Rumor has it the contentious 2016 presidential election is tearing apart famous acquaintances Chelsea Clinton and Ivanka Trump. “I am also here!!!” says Georgina Bloomberg, who is, in typical horse-girl fashion, trying to make it all about her.

Bloomberg got in on rich kid the drama this week by commenting in a Politico article that both Chelsea and Ivanka declined to comment for. Were Chelsea and Ivanka ever even friends to begin with? I have literally no idea. Does Georgina Bloomberg know a thing about it? I’m guessing the answer is no, because she’s talking about it with a reporter and not, say, with Chelsea or Ivanka. Why is she talking about it instead of living her best life, as a horse girl? Again, I have no idea. Generally, “‘she’s into horses’ is all you need to know,” Gawker writer and resident expert Allie Jones explains.

But let’s let Georgina explain.

“I am good friends with two of Mr. Trump’s kids and no matter what happens in the presidential race, that won’t change,” Georgina says.

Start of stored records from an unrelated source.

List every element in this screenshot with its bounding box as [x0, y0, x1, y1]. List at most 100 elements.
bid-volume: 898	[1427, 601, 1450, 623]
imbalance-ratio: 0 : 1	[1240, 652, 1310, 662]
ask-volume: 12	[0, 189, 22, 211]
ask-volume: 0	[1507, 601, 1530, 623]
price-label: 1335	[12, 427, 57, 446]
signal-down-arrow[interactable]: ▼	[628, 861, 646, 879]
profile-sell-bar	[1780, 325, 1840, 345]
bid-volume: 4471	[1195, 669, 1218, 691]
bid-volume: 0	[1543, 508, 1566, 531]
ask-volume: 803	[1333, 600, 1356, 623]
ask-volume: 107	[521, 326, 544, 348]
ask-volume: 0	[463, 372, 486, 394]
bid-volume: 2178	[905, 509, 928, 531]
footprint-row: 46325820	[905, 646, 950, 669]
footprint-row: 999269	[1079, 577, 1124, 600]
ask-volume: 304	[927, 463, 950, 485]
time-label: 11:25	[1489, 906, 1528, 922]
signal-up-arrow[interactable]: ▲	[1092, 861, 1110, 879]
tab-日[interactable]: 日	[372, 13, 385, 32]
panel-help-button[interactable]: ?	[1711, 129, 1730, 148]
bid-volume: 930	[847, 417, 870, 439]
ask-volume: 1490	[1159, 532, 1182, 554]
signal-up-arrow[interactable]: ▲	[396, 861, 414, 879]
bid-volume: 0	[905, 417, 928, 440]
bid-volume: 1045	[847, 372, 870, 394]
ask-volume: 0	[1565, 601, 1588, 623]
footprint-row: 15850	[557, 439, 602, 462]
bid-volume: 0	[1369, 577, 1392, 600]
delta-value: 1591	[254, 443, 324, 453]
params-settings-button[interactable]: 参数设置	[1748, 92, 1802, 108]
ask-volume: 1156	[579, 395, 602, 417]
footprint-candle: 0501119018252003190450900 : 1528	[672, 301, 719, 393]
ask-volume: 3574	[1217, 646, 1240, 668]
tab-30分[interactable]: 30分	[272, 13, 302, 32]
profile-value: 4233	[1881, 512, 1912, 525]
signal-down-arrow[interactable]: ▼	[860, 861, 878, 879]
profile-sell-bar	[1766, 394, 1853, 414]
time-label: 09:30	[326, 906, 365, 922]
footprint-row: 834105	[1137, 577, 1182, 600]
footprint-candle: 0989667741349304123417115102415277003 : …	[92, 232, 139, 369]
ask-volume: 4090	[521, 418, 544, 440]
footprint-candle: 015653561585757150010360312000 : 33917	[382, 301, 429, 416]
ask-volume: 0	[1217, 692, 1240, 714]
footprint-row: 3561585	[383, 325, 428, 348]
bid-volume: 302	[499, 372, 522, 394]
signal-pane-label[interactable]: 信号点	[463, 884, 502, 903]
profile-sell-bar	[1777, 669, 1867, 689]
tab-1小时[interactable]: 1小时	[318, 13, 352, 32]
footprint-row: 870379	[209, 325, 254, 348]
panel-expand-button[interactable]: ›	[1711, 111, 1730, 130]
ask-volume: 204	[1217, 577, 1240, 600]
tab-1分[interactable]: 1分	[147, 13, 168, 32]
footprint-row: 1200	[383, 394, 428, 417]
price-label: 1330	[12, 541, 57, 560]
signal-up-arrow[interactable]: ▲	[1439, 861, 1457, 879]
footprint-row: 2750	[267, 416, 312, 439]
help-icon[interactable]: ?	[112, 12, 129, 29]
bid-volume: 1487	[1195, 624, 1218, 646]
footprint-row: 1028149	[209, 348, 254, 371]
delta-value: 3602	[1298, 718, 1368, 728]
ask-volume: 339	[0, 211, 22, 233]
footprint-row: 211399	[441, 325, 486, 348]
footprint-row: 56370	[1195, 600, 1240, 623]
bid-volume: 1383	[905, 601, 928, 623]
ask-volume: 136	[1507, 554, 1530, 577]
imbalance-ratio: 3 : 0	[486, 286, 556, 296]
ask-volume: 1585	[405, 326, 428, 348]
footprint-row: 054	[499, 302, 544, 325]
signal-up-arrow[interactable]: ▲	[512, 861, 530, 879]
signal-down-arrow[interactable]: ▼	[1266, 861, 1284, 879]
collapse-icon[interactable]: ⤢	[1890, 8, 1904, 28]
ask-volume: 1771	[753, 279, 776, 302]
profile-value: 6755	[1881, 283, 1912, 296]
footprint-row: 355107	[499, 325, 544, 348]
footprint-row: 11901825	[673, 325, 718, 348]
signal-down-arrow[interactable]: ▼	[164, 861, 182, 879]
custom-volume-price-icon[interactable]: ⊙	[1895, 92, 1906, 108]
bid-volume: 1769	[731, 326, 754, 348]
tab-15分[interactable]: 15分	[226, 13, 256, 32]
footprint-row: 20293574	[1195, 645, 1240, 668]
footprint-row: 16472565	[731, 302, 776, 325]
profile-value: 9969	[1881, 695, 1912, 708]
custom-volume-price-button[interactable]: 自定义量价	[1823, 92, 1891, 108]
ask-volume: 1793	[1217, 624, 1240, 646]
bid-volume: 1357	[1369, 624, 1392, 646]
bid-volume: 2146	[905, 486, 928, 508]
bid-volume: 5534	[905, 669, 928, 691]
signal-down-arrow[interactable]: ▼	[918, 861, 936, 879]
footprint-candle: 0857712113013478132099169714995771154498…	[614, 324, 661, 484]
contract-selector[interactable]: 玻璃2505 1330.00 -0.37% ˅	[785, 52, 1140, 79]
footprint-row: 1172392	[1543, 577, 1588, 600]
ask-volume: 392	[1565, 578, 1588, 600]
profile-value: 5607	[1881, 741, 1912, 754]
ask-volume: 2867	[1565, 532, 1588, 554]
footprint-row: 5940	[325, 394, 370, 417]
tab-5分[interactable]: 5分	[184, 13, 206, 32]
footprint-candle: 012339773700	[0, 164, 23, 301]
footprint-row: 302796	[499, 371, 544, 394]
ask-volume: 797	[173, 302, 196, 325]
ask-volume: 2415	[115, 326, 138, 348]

She adds: “Donald has always been, and still is, a great father, and I know she is very proud of him and what he has accomplished.”

A nice thing to say about someone else—but how does that relate to Georgina Bloomberg?

“Just like me, this doesn’t mean she has to agree with everything her father stands for — I certainly didn’t agree with everything my father did or believes, but we are our own people.”

Her dad isn’t even running for president!!!